Chef Richard Garcias of 606 Congress presented a Head to Tail Fin Dinner, with a menu including Monkish Carpaccio and Deep Fried Cod Tongue and Cheek. The Seafood Watch lists Monkfish as an Avoid and Atlantic Cod, which was also on the Legal blacklisted dinner, may also be an Avoid, dependent on the method of catch.
This dinner was not advertised as a "blacklisted" dinner and the restaurant has a reputation for using sustainable seafood. Yet the bottom line was that the restaurant did not accept the Avoid pronouncements of certain sustainability groups, just as Legal Sea Foods had not.

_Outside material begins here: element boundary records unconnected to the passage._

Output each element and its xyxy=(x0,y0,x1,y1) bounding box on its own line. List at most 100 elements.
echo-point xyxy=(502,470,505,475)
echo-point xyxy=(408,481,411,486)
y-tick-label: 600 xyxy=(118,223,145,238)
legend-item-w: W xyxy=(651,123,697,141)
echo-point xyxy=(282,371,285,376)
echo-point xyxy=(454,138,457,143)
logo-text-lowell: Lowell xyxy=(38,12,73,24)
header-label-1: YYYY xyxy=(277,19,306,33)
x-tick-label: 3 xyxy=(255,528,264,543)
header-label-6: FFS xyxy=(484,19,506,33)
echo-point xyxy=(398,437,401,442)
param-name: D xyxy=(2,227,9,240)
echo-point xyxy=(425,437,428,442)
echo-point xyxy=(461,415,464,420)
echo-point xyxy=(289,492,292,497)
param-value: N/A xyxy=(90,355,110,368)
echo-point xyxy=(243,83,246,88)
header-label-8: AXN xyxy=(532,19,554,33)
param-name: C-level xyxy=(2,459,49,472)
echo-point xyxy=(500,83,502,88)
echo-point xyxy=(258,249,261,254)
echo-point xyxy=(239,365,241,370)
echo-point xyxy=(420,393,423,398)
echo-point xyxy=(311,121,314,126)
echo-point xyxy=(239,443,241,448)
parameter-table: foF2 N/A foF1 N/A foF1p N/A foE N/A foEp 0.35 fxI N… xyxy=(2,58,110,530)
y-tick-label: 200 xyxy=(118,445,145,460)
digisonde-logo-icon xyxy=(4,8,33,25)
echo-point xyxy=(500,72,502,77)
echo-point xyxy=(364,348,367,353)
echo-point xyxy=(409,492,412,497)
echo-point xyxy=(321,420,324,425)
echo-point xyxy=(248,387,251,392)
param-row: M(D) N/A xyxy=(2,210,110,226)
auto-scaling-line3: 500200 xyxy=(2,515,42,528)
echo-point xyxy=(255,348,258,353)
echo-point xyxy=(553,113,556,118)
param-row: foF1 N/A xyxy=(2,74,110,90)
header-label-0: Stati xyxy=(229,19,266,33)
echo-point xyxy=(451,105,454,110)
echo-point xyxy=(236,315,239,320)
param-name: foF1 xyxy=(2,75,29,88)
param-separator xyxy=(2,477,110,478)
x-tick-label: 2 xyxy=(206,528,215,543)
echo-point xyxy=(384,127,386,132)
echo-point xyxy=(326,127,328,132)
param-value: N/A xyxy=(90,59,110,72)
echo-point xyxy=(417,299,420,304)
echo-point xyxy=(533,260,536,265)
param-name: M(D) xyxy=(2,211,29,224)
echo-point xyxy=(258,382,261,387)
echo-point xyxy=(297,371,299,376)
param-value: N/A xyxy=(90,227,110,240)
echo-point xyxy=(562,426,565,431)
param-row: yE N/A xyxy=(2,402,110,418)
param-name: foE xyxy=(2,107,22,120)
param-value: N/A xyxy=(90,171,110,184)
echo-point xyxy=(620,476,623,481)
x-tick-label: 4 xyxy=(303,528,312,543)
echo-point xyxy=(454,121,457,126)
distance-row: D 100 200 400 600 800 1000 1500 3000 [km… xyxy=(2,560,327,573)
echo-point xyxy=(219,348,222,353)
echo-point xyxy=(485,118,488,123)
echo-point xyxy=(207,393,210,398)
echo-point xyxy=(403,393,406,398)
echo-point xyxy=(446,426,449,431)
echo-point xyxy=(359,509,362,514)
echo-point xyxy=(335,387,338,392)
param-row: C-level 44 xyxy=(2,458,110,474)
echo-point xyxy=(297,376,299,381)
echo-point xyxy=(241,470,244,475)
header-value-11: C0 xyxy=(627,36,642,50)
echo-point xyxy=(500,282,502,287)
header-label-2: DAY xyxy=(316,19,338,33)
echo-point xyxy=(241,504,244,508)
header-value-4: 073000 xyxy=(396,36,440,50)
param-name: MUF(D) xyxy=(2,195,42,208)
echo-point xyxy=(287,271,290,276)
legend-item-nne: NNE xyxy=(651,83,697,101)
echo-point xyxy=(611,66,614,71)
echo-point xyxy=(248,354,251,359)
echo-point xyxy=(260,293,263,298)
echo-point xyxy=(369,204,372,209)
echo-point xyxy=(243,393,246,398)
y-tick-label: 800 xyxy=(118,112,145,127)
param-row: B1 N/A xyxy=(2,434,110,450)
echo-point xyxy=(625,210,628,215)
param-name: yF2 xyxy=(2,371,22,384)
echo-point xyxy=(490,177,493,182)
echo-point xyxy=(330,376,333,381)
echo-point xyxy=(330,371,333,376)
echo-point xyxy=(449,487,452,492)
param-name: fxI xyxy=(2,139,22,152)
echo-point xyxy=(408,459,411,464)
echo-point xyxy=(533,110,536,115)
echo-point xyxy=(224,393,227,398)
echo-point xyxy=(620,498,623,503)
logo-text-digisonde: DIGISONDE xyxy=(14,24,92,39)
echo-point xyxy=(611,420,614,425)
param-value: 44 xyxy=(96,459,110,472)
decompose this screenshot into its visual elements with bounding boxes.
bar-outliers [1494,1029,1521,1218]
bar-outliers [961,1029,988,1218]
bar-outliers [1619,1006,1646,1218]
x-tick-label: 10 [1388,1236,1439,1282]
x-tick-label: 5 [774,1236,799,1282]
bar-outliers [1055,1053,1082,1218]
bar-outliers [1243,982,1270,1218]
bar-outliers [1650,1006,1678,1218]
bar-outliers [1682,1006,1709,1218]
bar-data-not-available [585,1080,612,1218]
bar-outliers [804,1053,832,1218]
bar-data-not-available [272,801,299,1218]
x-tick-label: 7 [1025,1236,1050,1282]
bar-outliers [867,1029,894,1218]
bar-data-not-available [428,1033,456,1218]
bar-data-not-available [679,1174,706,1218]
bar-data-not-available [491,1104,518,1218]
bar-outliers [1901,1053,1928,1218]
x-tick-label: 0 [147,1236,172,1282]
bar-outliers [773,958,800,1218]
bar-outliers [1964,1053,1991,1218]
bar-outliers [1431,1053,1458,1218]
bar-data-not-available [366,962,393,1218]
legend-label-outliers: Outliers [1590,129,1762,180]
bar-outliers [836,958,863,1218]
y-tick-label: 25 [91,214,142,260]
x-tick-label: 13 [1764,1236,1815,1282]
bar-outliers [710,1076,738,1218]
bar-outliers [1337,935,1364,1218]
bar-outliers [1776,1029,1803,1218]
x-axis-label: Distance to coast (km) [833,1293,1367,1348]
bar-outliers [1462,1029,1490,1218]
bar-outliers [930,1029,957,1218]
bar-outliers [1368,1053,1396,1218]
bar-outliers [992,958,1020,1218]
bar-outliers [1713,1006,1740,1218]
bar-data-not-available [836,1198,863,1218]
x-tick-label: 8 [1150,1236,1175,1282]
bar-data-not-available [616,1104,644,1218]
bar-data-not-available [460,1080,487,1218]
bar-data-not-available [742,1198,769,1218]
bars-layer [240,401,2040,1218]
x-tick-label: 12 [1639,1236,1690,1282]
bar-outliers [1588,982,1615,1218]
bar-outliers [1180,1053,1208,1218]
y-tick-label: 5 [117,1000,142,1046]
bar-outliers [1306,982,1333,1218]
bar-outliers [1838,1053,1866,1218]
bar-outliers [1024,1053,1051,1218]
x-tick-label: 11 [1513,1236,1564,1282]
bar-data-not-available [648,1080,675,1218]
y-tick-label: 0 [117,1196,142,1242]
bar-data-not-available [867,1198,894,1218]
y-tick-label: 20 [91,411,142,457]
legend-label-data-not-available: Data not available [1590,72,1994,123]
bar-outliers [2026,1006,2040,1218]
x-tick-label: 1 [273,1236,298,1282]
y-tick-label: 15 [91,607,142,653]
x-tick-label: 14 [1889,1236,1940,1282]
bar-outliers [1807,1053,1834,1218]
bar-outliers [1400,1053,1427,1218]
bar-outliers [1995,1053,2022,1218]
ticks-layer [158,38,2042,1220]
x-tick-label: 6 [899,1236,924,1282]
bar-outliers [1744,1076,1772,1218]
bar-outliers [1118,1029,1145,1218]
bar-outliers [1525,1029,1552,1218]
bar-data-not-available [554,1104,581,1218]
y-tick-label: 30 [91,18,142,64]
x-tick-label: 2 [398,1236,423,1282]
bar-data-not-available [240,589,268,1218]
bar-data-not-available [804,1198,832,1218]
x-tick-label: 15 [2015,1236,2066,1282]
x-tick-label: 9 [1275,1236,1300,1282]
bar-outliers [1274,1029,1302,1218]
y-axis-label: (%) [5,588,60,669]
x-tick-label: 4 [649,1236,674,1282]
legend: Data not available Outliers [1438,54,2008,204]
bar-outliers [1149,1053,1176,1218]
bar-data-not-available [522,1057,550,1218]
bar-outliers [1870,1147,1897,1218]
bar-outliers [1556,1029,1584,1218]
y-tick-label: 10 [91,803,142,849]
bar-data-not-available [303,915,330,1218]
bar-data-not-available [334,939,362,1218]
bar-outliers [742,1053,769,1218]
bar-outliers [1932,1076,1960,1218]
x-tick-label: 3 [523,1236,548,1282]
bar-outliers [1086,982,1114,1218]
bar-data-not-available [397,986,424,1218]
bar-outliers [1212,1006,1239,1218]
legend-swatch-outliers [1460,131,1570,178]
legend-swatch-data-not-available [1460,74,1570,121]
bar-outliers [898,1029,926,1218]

So, in essence, the two seafood dinners had much in common, but the reaction to each was very different.
The 606 Congress dinner was not the focus of any opposition, criticism or controversy, except through my own posts. Why was this the case and was it an isolated incident? Or have sustainability proponents begun to accept that the issues of seafood sustainability are far more complex than simply an Avoid declaration? Part of the matter was probably that 606 Congress did not make controversial pronouncements about their dinner, keeping it more low key, though certainly not hiding anything either. It might also be a matter of trust, that sustainability proponents are less likely to trust a large company like Legal than a smaller restaurant like 606 Congress.
But, I feel that we certainly should ask questions under all of these circumstances, if only to stress the importance of such matters as well as to better understand the issues. Seafood sustainability is a complex set of issues, and new information arises all the time while old information gets revised. Because of this, we must be open to question our assumptions, willing to consider new data and studies, willing to change our positions if warranted. Don't let your emotions get in the way.
Take time to learn more about seafood sustainability and avail yourself of educational opportunities when they arise. For example, attend the International Boston Seafood Show in March, which will offer numerous opportunities to learn more about seafood sustainability. Find restaurants and purveyors who you can trust, but don't be afraid or reluctant to ask them questions. In the end, we all have the same goal, the preservation of the resources of the sea, so we should be able to find ways to work together, to learn together, and dine together.
“With earth’s burgeoning human population to feed we must turn to the sea with understanding and new technology. We need to farm it as we farm the land.”